Depuis, Dupond-Moretti et Vey sont devenus plus qu’un binôme que l’on s’offre dans les situations désespérées. Ils étaient une marque, un logo, le maître à l’imposante carrure et le jeune premier. Lorsque la «Bête» a finalement cédé aux sirènes du pouvoir, d’aucuns se demandaient ce qu’il adviendrait avec Vey seul à la barre. Sur le plan du rayonnement, le contrat est rempli. L’enseigne a consolidé sa renommée, s’est élargie aux contentieux des affaires, et a poli son image à l’international. Du fondateur de WikiLeaks, Julian Assange, à des dignitaires africains, des victimes de l’amiante à l’homme d’affaires Mohed Altrad, Vey et associés s’est distingué par une clientèle enviable et des finances replètes. Dompter l’imposant fantôme d’«Acquitator», voilà qui n’était pas donné à tout le monde. Sauf qu’en coulisses, la réalité est tout autre, et l’illusion du bonheur parfait vole en éclats.

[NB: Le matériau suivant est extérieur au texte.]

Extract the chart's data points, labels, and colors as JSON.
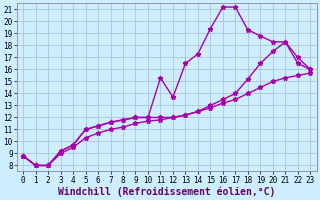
{
  "bg_color": "#cceeff",
  "grid_color": "#aabbcc",
  "line_color": "#aa00aa",
  "xlim": [
    -0.5,
    23.5
  ],
  "ylim": [
    7.5,
    21.5
  ],
  "xticks": [
    0,
    1,
    2,
    3,
    4,
    5,
    6,
    7,
    8,
    9,
    10,
    11,
    12,
    13,
    14,
    15,
    16,
    17,
    18,
    19,
    20,
    21,
    22,
    23
  ],
  "yticks": [
    8,
    9,
    10,
    11,
    12,
    13,
    14,
    15,
    16,
    17,
    18,
    19,
    20,
    21
  ],
  "line1_x": [
    0,
    1,
    2,
    3,
    4,
    5,
    6,
    7,
    8,
    9,
    10,
    11,
    12,
    13,
    14,
    15,
    16,
    17,
    18,
    19,
    20,
    21,
    22,
    23
  ],
  "line1_y": [
    8.8,
    8.0,
    8.0,
    9.2,
    9.7,
    11.0,
    11.3,
    11.6,
    11.8,
    12.0,
    12.0,
    15.3,
    13.7,
    16.5,
    17.3,
    19.4,
    21.2,
    21.2,
    19.3,
    18.8,
    18.3,
    18.3,
    17.0,
    16.0
  ],
  "line2_x": [
    0,
    1,
    2,
    3,
    4,
    5,
    6,
    7,
    8,
    9,
    10,
    11,
    12,
    13,
    14,
    15,
    16,
    17,
    18,
    19,
    20,
    21,
    22,
    23
  ],
  "line2_y": [
    8.8,
    8.0,
    8.0,
    9.2,
    9.7,
    11.0,
    11.3,
    11.6,
    11.8,
    12.0,
    12.0,
    12.0,
    12.0,
    12.2,
    12.5,
    13.0,
    13.5,
    14.0,
    15.2,
    16.5,
    17.5,
    18.3,
    16.5,
    16.0
  ],
  "line3_x": [
    0,
    1,
    2,
    3,
    4,
    5,
    6,
    7,
    8,
    9,
    10,
    11,
    12,
    13,
    14,
    15,
    16,
    17,
    18,
    19,
    20,
    21,
    22,
    23
  ],
  "line3_y": [
    8.8,
    8.0,
    8.0,
    9.0,
    9.5,
    10.3,
    10.7,
    11.0,
    11.2,
    11.5,
    11.7,
    11.8,
    12.0,
    12.2,
    12.5,
    12.8,
    13.2,
    13.5,
    14.0,
    14.5,
    15.0,
    15.3,
    15.5,
    15.7
  ],
  "xlabel": "Windchill (Refroidissement éolien,°C)",
  "tick_fontsize": 5.5,
  "xlabel_fontsize": 7,
  "linewidth": 1.0,
  "markersize": 3.5
}
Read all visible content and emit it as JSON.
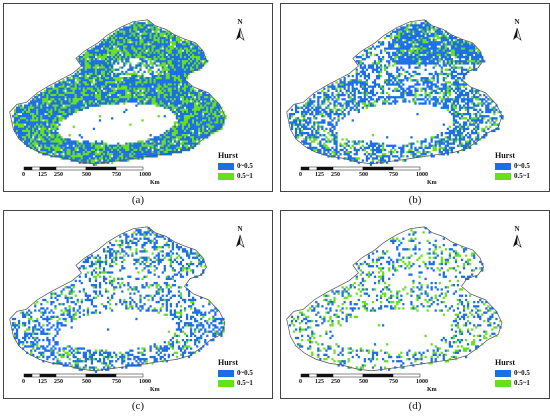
{
  "colors": {
    "low": "#1a6ee8",
    "high": "#66e01a",
    "outline": "#555555"
  },
  "legend": {
    "title": "Hurst",
    "items": [
      {
        "label": "0~0.5",
        "color": "#1a6ee8"
      },
      {
        "label": "0.5~1",
        "color": "#66e01a"
      }
    ]
  },
  "scale": {
    "ticks": [
      "0",
      "125",
      "250",
      "500",
      "750",
      "1000"
    ],
    "unit": "Km"
  },
  "north_label": "N",
  "panels": [
    {
      "caption": "(a)",
      "coverage": 0.95
    },
    {
      "caption": "(b)",
      "coverage": 0.55
    },
    {
      "caption": "(c)",
      "coverage": 0.3
    },
    {
      "caption": "(d)",
      "coverage": 0.25
    }
  ]
}
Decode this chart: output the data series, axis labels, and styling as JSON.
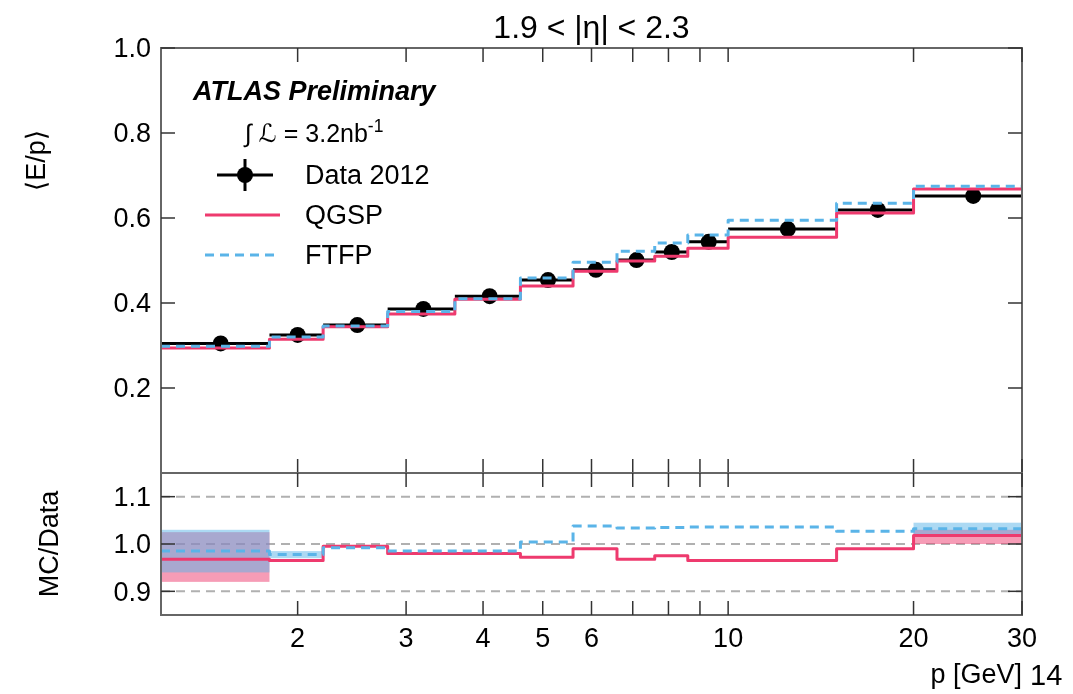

Des enregistrements relatant l’ambiance toxique
Durant six mois, Libération a enquêté sur les agissements d’Antoine Vey au sein de son cabinet, situé sur le fastueux boulevard Raspail (VIIe arrondissement). Vingt témoignages ont été recueillis, mêlant stagiaires, collaborateurs ou assistants, anciens ou en poste, couvrant près d’une décennie, de 2014 à aujourd’hui. Pour bonne part, ils ne se connaissent pas, ne se sont pas côtoyés, et n’ont donc pu harmoniser leurs versions, dont la similarité est saisissante. Ils décrivent un tourbillon de moqueries, de brimades, d’injonctions – très souvent contradictoires –, d’humiliations. Des comportements qui ont sapé leur confiance professionnelle et fragilisé leur santé, dont a été averti Dupond-Moretti du temps où il coiffait la structure. Ces derniers mois, l’équipe a dû être en grande partie renouvelée suite aux démissions de plusieurs collaborateurs. Signe qui ne trompe pas non plus : le cabinet ne dispose plus d’aucun associé depuis septembre et le départ de l’unique pilier hérité de l’époque EDM, Archibald Celeyron. Parti brutalement après des années tourmentées, ce dernier, contacté fin février, n’a pas donné suite. A l’appui des témoignages accumulés, Libération dispose de plus d’un millier de captures d’écrans, de documents divers, et de plusieurs heures d’enregistrements relatant l’ambiance toxique qui règne chez Vey et associés.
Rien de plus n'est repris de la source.